Topography of the mind
14 February - 4 May 2019
Moving from ‘Invisible Cities’ to ‘skyscapes’ Marianna Gioka aims to preserve the aura of sounds and colours. At the same time her paintings move from expressing aggressiveness of urban space to capturing the mystery of ‘mindscapes’.
Mariana Gioka's work conveys the sequence and interweaving of time and space. Her abstract, linear drawings resemble shimmering mirages and betray her training in architectural drawing. Her intricate gestural paintings are constructed by multiple layers of oil paint that are overlaid with intricate drawing with India ink. Eiher working on a miniature scale, or in large scale as is the case of the 5 meters long painting exhibited in the show, the dense and complex compositions of Gioka with their restricted yet dynamic palette of colors reveal a strong concern with the human nature and human feelings; images of the human psyche, in a state of calmness, anxiety or excitement; portraits of feelings, unsolicited thoughts, unexpected fears. Therefore the works of Marianna Gioka can be understood as metaphors about the complex and intriguing nature of the human mind.
In her “Invisible Cities” series, inspired by the omonymous novel of Italo Calvino, Gioka’s paintings conjured up the imaginary cities described by Marco Polo, the protagonist of Calvino’s book, to Kublai Khan. The detailed drawings with India ink on canvas focused on the inhabitants of urban centers, their sentiments and their movements in the cities. Gioka was intrigued to explore how the strange, magical landscapes and buildings merely conceal human activity. Having developed a highly personal artistic vocabulary, the artist remains loyal to her expressive media while continuing a more comprehensive research into the landscapes of the human mind. Drawing inspiration from the depiction of sky and clouds in Dutch and Italian painting of the 15th Century, the theatrical illumination provided by the clouds in the French Romantic artists such as Delacroix, the fascination of artists such as Constable with the observation of nature, Mariana Gioka creates skyscapes as symbolic systems of human brain and sensory activity.

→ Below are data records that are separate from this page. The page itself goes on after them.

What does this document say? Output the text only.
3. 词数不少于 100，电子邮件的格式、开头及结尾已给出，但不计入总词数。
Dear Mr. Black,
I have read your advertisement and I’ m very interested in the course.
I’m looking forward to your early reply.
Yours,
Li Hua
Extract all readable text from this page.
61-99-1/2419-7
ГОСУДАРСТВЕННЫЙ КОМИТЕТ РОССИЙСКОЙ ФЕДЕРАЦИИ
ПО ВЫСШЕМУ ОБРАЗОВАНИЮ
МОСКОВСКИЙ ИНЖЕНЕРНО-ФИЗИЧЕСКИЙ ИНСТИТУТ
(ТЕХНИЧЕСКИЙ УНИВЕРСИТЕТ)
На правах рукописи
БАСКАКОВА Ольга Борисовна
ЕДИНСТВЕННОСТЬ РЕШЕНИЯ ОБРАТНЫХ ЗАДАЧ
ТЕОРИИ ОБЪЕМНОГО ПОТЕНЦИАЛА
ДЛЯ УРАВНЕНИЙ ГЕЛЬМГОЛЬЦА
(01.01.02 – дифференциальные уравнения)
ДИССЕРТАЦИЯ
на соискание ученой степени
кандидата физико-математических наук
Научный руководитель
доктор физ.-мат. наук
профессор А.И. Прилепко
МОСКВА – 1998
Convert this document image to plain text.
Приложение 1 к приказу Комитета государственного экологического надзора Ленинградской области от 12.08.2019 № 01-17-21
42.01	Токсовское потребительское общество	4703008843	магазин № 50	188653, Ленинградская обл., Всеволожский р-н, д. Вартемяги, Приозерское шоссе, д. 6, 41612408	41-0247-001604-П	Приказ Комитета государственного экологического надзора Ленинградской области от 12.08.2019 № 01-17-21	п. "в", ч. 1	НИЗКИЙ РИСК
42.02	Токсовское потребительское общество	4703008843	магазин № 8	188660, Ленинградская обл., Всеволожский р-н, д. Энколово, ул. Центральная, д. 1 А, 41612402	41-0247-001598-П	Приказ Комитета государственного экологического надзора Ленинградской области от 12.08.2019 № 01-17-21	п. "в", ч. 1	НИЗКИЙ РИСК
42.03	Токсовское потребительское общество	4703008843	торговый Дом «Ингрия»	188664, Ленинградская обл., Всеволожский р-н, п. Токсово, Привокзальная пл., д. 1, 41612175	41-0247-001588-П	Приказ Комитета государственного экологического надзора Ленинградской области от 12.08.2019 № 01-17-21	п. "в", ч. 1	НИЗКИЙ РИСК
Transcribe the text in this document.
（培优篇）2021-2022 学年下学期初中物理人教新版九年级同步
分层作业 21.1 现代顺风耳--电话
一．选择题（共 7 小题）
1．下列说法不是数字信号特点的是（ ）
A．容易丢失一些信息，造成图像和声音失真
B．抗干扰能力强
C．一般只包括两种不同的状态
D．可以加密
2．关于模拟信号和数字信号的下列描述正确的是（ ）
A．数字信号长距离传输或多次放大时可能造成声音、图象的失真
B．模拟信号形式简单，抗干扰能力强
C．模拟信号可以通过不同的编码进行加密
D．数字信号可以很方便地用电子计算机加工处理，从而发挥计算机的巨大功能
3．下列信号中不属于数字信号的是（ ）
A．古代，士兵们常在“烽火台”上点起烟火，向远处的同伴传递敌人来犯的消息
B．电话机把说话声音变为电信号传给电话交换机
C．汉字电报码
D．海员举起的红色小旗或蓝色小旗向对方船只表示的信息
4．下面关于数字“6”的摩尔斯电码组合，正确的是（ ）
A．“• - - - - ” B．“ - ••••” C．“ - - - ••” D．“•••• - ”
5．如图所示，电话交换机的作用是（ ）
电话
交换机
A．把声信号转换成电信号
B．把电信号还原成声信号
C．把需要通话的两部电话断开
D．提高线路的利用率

Capturing the gaze of the observer with their highly expressive brashstrokes, dramatic shades and fluxes of lines, Gioka’s paintings emit a strong, almost ‘cosmic’ magnetism. They achieve to nullify the boundaries between time and space, guiding the viewer through an oneiric exploration of the personal and/or collective subconscious. With her work Marianna Gioka composes a topography of the mind.